Holy shit!!! What happened to my ears??? I Just pulled up an incoming cable TV mix from a regular church client that was recorded this morning, worked for about 30 min and have to take a break to reset my ears. I got my back from my Sunday gig, rushed an hour and a half long print down to a film director in Dallas TX, and then got to work while I’m waiting on notes back from the film studio.

No wonder some film mixers are complete shit when it comes to mixing music records. I officially sucked at doing the later for about 30 min here. I started building the music like anything else, went to set levels for the kick, snare, bass and overheads, made a bunch of wrong ass EQ moves and was like WOW…what am I doing?? Everything sounded SO different coming off that film, and I’ve been in “close enough…move on! Go Go Go” mode with this film, I wanted to be like ‘meh’ and skip over the problems and bring in the guitars, but had to think for a sec and remind myself that you can’t do that in music. So I had to solo the drums again, and think …ok…what’s wrong here. Why does this snare sound like shit?? And fix it before moving forward.

If I stayed away from music long enough, I’m wondering I’d start to loose some of the critical listening skills that I’ve been pushing myself to build. I wonder if your attentiveness to the mix details musical elements like a lush string section or a gorgeous sounding boys choir would start to deteriorate. Song after song, you start to refine your instinct on how to process sung vocals opposed to spoken ones. There’s so much detail in how to tune the EQ and compression in a snare drum to really jive with a kick and the room mics, that I wonder if it goes away when you stay outside of music for too long.

Your skill in audio are cumulative? Are they not? If you’re a gymnast that’s so out of shape you can barely do a handstand, you may as well forget about doing backflips on a balance beam…right? I wonder if audio is the same way.

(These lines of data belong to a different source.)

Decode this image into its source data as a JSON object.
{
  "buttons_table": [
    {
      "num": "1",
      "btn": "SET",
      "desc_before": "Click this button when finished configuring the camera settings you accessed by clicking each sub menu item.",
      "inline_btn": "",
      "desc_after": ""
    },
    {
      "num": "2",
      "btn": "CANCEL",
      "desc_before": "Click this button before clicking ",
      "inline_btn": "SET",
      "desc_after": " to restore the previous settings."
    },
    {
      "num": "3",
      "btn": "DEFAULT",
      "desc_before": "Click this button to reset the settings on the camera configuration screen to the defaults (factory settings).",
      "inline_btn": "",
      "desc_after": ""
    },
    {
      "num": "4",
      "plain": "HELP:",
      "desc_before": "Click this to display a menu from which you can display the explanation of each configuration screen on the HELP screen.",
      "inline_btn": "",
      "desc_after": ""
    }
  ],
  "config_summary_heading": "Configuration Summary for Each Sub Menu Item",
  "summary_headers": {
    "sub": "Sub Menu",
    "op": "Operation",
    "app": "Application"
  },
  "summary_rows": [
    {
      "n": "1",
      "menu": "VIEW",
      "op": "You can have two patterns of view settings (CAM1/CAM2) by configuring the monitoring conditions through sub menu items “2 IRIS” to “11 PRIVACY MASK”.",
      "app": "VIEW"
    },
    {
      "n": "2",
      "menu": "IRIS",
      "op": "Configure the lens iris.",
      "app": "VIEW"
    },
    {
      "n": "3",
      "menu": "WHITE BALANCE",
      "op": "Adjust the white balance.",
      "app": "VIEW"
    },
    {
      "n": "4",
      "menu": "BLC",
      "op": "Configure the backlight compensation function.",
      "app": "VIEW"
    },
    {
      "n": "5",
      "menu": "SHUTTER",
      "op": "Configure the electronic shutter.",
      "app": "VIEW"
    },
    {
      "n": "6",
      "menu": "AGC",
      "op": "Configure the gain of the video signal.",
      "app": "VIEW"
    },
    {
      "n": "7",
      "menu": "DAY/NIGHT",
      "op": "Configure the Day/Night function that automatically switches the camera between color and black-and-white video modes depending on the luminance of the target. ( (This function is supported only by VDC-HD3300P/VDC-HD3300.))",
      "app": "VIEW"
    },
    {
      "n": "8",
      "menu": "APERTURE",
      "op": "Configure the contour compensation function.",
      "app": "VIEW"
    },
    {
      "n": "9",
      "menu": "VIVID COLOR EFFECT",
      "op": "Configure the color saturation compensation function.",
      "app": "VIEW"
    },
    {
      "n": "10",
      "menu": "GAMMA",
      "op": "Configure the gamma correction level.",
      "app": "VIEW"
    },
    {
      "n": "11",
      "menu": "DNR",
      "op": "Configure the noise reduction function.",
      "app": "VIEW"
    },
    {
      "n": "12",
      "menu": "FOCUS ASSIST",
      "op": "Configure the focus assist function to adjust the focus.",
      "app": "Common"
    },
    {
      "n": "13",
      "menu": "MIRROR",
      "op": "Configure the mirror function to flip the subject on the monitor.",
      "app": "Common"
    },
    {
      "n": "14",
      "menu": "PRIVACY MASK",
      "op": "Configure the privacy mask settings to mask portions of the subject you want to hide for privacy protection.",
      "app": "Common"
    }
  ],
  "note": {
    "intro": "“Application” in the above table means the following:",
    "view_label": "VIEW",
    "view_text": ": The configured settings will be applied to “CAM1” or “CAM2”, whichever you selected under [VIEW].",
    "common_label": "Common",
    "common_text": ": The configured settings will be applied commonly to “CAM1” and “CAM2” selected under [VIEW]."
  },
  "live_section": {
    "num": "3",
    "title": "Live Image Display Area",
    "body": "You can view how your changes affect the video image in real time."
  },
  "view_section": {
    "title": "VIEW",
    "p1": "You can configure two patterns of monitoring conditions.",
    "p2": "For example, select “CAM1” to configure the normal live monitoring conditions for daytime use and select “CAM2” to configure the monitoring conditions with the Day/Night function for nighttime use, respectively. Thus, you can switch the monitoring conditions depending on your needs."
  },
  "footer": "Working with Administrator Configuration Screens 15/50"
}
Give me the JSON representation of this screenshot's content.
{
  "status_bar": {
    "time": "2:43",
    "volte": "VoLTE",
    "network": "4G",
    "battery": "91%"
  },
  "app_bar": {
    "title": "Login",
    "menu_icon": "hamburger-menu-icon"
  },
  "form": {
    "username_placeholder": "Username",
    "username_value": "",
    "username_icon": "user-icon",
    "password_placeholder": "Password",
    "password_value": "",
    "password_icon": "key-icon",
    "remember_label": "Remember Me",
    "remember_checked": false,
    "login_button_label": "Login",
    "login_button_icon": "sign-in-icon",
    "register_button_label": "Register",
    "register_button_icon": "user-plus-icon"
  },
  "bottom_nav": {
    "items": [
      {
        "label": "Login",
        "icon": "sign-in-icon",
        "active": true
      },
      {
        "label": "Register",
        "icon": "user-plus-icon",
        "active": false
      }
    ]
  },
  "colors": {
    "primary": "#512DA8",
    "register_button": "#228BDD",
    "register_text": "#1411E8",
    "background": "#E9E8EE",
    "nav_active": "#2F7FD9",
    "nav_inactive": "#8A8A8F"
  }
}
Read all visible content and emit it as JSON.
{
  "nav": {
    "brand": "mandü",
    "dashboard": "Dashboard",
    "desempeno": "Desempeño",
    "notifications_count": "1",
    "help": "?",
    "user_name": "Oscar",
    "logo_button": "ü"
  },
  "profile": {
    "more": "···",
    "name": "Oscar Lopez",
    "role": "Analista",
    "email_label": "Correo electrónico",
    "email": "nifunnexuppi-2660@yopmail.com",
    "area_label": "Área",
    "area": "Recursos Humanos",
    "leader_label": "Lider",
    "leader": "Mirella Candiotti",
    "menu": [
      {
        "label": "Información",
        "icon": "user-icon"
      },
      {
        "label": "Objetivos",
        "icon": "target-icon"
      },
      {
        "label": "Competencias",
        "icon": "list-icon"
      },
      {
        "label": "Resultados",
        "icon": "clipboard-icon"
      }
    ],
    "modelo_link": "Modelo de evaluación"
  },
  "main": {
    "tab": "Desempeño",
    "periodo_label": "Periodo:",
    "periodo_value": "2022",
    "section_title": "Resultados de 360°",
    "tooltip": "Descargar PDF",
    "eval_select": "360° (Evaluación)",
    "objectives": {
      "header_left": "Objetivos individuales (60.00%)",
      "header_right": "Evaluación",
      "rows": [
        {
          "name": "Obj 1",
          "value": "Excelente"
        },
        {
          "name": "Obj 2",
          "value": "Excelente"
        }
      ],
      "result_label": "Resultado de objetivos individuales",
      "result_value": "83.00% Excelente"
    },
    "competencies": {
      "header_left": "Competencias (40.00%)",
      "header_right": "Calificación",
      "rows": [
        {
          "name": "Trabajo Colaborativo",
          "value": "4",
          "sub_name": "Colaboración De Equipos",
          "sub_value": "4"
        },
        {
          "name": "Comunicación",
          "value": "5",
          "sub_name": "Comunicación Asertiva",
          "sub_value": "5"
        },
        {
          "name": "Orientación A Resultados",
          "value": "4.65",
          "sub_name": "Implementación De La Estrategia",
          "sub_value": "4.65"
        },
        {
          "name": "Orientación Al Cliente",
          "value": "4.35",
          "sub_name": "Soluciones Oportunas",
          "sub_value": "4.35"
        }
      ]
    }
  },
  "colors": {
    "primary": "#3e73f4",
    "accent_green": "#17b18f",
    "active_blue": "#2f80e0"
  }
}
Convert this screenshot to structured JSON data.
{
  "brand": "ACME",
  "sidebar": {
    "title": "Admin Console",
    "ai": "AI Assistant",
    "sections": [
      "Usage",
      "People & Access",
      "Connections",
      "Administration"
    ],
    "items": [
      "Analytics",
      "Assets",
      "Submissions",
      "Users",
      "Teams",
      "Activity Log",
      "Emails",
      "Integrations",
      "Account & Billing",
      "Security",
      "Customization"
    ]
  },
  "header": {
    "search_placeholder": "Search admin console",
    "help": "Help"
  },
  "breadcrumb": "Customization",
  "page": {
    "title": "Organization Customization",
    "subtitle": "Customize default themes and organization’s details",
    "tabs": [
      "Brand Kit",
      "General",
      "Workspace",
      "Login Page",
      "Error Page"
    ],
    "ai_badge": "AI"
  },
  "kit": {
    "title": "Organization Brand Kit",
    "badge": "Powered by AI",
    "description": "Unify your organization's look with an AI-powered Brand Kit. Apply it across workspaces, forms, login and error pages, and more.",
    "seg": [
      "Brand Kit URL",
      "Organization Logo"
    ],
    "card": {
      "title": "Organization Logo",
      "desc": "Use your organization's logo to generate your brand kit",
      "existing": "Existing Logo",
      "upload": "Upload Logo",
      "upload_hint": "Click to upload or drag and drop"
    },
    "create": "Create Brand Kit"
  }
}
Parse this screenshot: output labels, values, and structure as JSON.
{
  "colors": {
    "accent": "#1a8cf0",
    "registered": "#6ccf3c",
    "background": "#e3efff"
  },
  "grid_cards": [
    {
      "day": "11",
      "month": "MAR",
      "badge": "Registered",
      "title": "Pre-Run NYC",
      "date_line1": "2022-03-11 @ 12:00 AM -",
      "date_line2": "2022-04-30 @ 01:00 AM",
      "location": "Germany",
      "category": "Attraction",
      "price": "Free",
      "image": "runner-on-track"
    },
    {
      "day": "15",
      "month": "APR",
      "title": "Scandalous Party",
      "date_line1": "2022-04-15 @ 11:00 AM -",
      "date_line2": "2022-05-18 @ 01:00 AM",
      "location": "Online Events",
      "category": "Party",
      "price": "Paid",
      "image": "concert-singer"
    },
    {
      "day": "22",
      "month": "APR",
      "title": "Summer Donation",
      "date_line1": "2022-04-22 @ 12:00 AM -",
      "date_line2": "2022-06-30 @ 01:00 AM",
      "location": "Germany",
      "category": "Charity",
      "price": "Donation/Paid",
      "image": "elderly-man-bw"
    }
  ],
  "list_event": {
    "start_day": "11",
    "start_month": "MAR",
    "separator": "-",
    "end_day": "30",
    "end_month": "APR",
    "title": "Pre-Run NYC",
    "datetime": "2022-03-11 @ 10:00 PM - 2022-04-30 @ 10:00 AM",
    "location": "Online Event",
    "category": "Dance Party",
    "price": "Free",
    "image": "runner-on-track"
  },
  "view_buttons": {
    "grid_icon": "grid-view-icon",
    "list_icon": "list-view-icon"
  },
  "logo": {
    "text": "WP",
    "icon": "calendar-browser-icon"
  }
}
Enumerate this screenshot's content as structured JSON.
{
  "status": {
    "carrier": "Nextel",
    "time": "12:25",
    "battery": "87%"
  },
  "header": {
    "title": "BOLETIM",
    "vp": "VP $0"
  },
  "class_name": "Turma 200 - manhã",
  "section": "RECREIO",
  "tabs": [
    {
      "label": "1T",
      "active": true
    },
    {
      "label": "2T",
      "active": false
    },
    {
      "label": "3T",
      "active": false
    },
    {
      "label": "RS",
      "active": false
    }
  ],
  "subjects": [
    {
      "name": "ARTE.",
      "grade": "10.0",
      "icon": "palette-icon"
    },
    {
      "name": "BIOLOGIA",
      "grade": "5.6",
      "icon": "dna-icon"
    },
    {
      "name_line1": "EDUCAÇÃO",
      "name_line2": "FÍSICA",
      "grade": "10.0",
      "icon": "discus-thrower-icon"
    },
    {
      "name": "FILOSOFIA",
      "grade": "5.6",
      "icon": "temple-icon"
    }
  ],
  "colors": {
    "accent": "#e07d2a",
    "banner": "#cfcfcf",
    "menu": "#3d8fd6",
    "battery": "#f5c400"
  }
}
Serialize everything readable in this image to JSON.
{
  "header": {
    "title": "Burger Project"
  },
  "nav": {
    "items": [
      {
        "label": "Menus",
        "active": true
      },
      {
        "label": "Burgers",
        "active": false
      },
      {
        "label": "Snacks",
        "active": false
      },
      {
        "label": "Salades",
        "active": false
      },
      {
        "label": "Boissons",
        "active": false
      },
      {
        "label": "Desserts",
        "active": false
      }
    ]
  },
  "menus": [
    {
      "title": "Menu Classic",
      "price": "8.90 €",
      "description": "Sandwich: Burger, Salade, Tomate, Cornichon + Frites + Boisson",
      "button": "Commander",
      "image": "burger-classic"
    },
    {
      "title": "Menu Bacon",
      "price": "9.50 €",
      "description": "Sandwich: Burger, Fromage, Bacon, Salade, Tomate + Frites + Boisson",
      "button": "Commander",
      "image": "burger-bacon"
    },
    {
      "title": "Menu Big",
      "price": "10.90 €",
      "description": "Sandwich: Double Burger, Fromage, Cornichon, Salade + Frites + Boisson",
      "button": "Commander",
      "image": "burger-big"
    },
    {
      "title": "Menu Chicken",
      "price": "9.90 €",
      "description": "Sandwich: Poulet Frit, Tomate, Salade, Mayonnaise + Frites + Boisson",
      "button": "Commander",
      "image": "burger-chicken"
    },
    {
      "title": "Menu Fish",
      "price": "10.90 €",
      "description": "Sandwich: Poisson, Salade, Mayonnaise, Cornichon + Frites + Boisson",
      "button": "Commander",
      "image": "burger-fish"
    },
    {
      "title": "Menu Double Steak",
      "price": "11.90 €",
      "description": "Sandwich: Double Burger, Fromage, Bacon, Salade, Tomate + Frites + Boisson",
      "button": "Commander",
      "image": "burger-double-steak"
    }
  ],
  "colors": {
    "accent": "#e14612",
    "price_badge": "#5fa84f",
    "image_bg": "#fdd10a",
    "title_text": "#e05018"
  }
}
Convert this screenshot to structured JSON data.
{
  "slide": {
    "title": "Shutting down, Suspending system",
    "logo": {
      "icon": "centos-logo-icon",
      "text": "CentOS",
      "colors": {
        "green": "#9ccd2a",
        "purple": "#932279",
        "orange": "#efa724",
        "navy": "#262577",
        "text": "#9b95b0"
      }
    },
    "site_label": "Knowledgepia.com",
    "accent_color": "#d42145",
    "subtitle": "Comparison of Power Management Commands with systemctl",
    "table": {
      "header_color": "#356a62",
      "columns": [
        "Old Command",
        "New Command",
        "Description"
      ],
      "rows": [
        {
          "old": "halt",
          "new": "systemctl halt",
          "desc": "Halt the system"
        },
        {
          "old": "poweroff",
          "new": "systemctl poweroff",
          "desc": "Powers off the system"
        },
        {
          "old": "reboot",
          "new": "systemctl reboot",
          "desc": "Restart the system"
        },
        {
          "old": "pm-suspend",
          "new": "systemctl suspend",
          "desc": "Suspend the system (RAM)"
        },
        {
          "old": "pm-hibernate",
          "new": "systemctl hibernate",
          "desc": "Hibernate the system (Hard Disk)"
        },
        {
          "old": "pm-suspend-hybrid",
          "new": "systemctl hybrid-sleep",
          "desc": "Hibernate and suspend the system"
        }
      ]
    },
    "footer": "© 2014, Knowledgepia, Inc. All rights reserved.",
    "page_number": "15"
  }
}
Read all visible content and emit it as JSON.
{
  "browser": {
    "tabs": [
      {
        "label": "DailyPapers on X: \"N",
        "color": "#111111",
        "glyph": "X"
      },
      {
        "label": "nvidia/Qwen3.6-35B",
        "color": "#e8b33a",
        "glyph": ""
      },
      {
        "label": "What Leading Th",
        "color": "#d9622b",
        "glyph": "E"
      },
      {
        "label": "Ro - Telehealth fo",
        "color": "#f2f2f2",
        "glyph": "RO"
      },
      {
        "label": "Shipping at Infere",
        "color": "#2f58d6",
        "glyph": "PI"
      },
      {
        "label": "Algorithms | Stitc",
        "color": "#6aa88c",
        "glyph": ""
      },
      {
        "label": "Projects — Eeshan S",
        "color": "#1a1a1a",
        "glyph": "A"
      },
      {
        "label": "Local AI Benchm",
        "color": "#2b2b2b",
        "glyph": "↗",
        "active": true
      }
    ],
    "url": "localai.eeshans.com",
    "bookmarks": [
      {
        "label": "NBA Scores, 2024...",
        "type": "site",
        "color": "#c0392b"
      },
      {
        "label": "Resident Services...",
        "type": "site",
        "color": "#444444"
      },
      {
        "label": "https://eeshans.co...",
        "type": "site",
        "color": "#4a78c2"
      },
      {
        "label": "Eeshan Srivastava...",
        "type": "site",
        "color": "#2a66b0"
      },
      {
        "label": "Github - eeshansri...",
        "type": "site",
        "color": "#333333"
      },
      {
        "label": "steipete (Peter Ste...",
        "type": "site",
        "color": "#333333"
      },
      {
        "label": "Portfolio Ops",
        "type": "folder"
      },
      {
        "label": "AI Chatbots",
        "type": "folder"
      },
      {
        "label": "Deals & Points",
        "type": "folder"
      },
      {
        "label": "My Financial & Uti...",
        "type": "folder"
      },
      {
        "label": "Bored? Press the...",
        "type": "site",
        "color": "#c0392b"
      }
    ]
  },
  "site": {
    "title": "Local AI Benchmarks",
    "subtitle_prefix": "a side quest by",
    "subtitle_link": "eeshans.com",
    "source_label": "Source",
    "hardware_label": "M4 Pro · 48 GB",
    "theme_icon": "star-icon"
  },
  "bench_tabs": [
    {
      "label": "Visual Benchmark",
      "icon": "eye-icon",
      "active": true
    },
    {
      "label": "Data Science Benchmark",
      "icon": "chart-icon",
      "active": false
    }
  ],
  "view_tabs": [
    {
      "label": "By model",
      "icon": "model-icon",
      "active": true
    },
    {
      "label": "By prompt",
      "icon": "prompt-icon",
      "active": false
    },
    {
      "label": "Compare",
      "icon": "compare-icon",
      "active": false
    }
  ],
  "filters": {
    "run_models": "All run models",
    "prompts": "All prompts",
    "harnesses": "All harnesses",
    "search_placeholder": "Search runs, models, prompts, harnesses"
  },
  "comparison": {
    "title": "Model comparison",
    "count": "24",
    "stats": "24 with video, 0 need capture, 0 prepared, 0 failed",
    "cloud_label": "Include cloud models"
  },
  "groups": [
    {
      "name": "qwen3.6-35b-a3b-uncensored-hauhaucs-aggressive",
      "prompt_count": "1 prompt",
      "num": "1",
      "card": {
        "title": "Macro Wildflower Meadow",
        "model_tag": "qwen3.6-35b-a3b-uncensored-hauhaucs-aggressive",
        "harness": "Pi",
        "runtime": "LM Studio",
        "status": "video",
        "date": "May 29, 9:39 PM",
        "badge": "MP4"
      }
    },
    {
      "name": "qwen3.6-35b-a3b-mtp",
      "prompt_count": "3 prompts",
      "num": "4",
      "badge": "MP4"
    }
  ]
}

I used to think that I could never lose my guitar skills until I started putting all my time into recording, mixing, writing and playing other instruments. I’ve been playing guitar since I was a young kid, after a few years of neglecting guitar I was surprised that I lost my sharpness, speed and some stamina. It’s a bit like riding a bike though…, you never lose your ability completely…, only just a fraction, depending on how much you’ve neglected it and depending on how good you were while at your best.

The more technical, intricate physical abilities are the first to erode but the mind definitely regresses also. It’s a bit like riding a bike …except riding a bike is MUCH MORE basic, so it’s much easier to retain those skills…Unless you were a world class stunt biker.

Music sound and video sound are soooo different. The expectations in dynamics and tone just aren’t the same. I think that’s because film is generally mixed for a more controlled environment, where music is mixed to sound as good as possible good on everything.

Dolby Digital has their dynamic range settings so that you can compress it if the playback environment needs it, but disables it when it’s not needed. Music doesn’t have that luxury, unfortunately.